Por Ruy Cavalcante

A palavra “narcisismo” é derivada da Mitologia Grega. Narciso era um jovem e belo rapaz (não, não era eu, rsrs) que rejeitou a ninfa Eco, que desesperadamente o desejava. Como punição, foi amaldiçoado de forma a apaixonar-se incontrolavelmente por sua própria imagem refletida na água. 

O narcisismo excessivo dificulta o individuo a ter uma vida satisfatória, é reconhecido como um estado patológico e recebe o nome de Transtorno de personalidade narcisista. Indivíduos com o transtorno julgam-se, dentre outros, grandiosos e absolutamente especiais. 

Posto isso, gostaria de falar um pouco da característica narcisista da igreja neoevangélica, que tem seus primeiros sintomas com o advento do pentecostalismo, mas que encontra seu auge totalmente estabelecido nas igrejas neopentecostais. 

É incrível como o consenso nessas igrejas é que somos de uma grandiosidade extrema. Expressões como “Eu profetizo”, “Eu declaro”, “Eu decreto”, “Eu ganho almas”, “Eu determino”, “minhas palavras (ou nossas palavras) tem poder”, e coisas afins, passaram a fazer parte do “Canon” evangélico, e são ditas com pompas de autoridade monárquica. 

O pior é que as igrejas históricas também começam a absorver tais procedimentos, pois é algo extremamente infectante. Passamos a acreditar de fato que temos tanto poder e grandiosidade assim. 

Nossas músicas cantam isso, nossos púlpitos anunciam isso, e em nossas orações esbravejamos palavras de ordem espirituais, como se pudéssemos de fato “trazer coisas a existência”, ou exigir alguma coisa dos anjos ou mesmo de Deus. 

A coisa fica ainda mais séria quando vemos lideres e irmãos anunciando maldições sobre a vida de outros, declarando derrotas na vida daqueles que discordam de suas afirmações, ou que questionam seus ensinamentos, sob a suposição de que possuem tal poder. Pior ainda por ser algo que se prolifera e, quando menos percebemos, também estamos ameaçando com maldições espirituais aqueles que não se encaixam em nosso padrão de convivência. Tudo isso fruto dessa síndrome narcisista que tem tomado conta de nossa vida, fazendo-nos acreditar que somos poderosos. 

Além disso, o desejo hoje parece ser o inverso do ensinado por Cristo, quando diz: 

Jesus os chamou e disse: "Vocês sabem que aqueles que são considerados governantes das nações as dominam, e as pessoas importantes exercem poder sobre elas. Não será assim entre vocês. Pelo contrário, quem quiser tornar-se importante entre vocês deverá ser servo; e quem quiser ser o primeiro deverá ser escravo de todos”. (Marcos 10:41-44

Hoje ensinam o contrário, ensinam que somos especiais, que o líder deve ser honrado até mesmo com suas finanças, que temos autoridade sobre a vida um do outro. É a velha história, manda quem pode, obedece quem tem juízo. E todos querem obedecer, não porque são humildes, mas por desejar um dia ser obedecidos igualmente, por outros irmãos novatos no processo. 

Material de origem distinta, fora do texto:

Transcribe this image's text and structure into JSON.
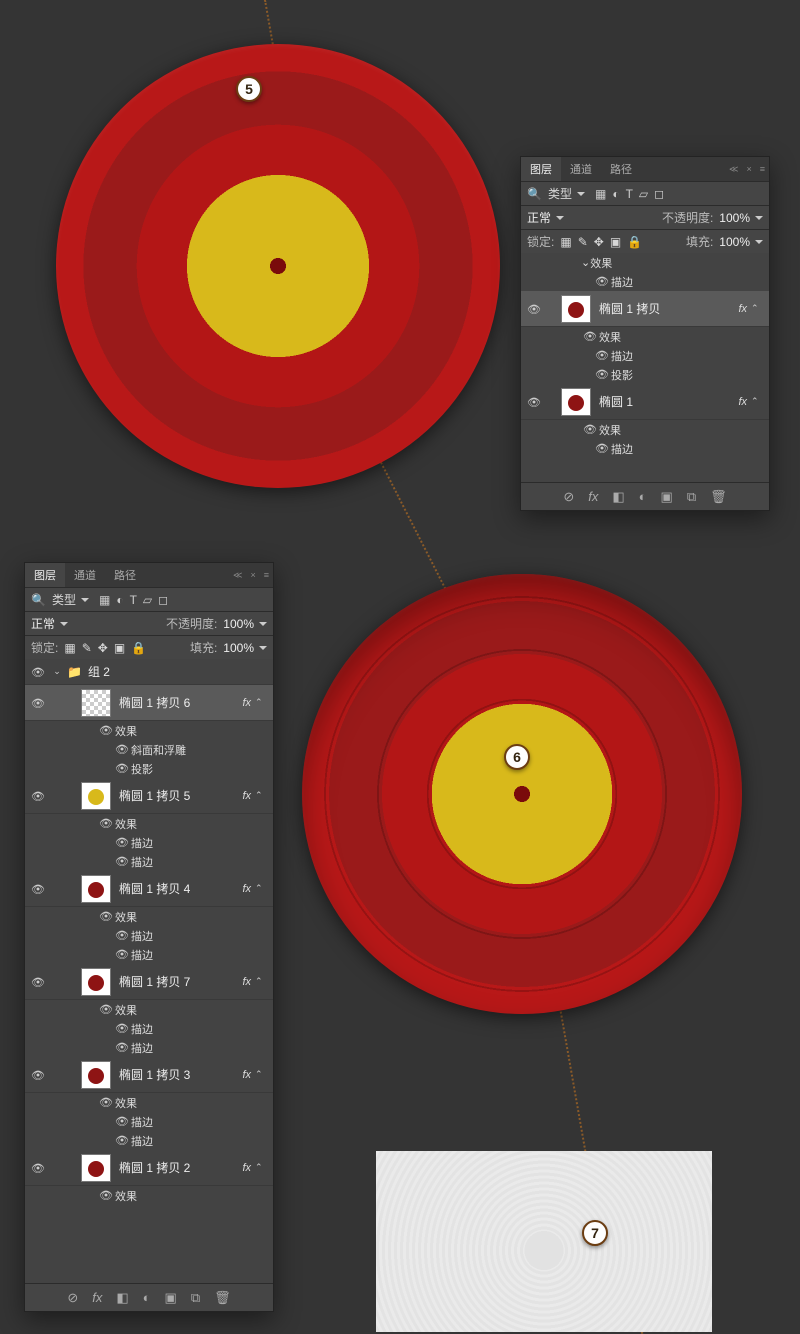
{
  "steps": {
    "a": "5",
    "b": "6",
    "c": "7"
  },
  "panel1": {
    "tabs": [
      "图层",
      "通道",
      "路径"
    ],
    "activeTab": 0,
    "search_label": "类型",
    "search_icon": "🔍",
    "filter_icons": [
      "▦",
      "◐",
      "T",
      "▱",
      "◻"
    ],
    "blend_mode": "正常",
    "opacity_label": "不透明度:",
    "opacity_value": "100%",
    "lock_label": "锁定:",
    "lock_icons": [
      "▦",
      "✎",
      "✥",
      "▣",
      "🔒"
    ],
    "fill_label": "填充:",
    "fill_value": "100%",
    "effects_label": "效果",
    "stroke_label": "描边",
    "shadow_label": "投影",
    "fx_abbrev": "fx",
    "layers": [
      {
        "name_text": "椭圆 1 拷贝",
        "selected": true,
        "eff": [
          "描边",
          "投影"
        ]
      },
      {
        "name_text": "椭圆 1",
        "selected": false,
        "eff": [
          "描边"
        ]
      }
    ],
    "footer_icons": [
      "⊘",
      "fx",
      "◧",
      "◐",
      "▣",
      "⧉",
      "🗑"
    ]
  },
  "panel2": {
    "tabs": [
      "图层",
      "通道",
      "路径"
    ],
    "activeTab": 0,
    "search_label": "类型",
    "search_icon": "🔍",
    "filter_icons": [
      "▦",
      "◐",
      "T",
      "▱",
      "◻"
    ],
    "blend_mode": "正常",
    "opacity_label": "不透明度:",
    "opacity_value": "100%",
    "lock_label": "锁定:",
    "lock_icons": [
      "▦",
      "✎",
      "✥",
      "▣",
      "🔒"
    ],
    "fill_label": "填充:",
    "fill_value": "100%",
    "group_name": "组 2",
    "effects_label": "效果",
    "stroke_label": "描边",
    "bevel_label": "斜面和浮雕",
    "shadow_label": "投影",
    "fx_abbrev": "fx",
    "layers": [
      {
        "name_text": "椭圆 1 拷贝 6",
        "thumb": "trans",
        "selected": true,
        "eff": [
          "斜面和浮雕",
          "投影"
        ]
      },
      {
        "name_text": "椭圆 1 拷贝 5",
        "thumb": "yellow",
        "selected": false,
        "eff": [
          "描边",
          "描边"
        ]
      },
      {
        "name_text": "椭圆 1 拷贝 4",
        "thumb": "red",
        "selected": false,
        "eff": [
          "描边",
          "描边"
        ]
      },
      {
        "name_text": "椭圆 1 拷贝 7",
        "thumb": "red",
        "selected": false,
        "eff": [
          "描边",
          "描边"
        ]
      },
      {
        "name_text": "椭圆 1 拷贝 3",
        "thumb": "red",
        "selected": false,
        "eff": [
          "描边",
          "描边"
        ]
      },
      {
        "name_text": "椭圆 1 拷贝 2",
        "thumb": "red",
        "selected": false,
        "eff": []
      }
    ],
    "footer_icons": [
      "⊘",
      "fx",
      "◧",
      "◐",
      "▣",
      "⧉",
      "🗑"
    ]
  }
}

Tudo é um jogo de interesses, todos querem ser servidos, todos se acham especiais. Não se deseja mais ser o servo do irmão, mas o líder de sua vida. E a roda não para de girar, o escravo de hoje se submete a isso para ser honrado com a liderança de amanhã. 

Essas coisas são muito estranhas para mim, pois não encontro nada disso no evangelho. Por esse motivo também não entendo a relutância em abandonar esse tipo de conceito, em se submeter à verdade bíblica, aos exemplos e palavras de Cristo. 

Por hora gostaria apenas de declarar o seguinte: Eu não tenho autoridade, minhas palavras não têm poder e eu não preciso ser temido. Eu quero cantar canções que engrandeçam Deus e não a mim, eu quero pregar e ouvir o anúncio de palavras que valorizem Cristo e não o meu ego. Eu quero servir e não ser servido. 

E que Deus tenha misericórdia de mim todas as vezes que eu desejar o contrário disso, me fazendo retornar à minha sanidade espiritual.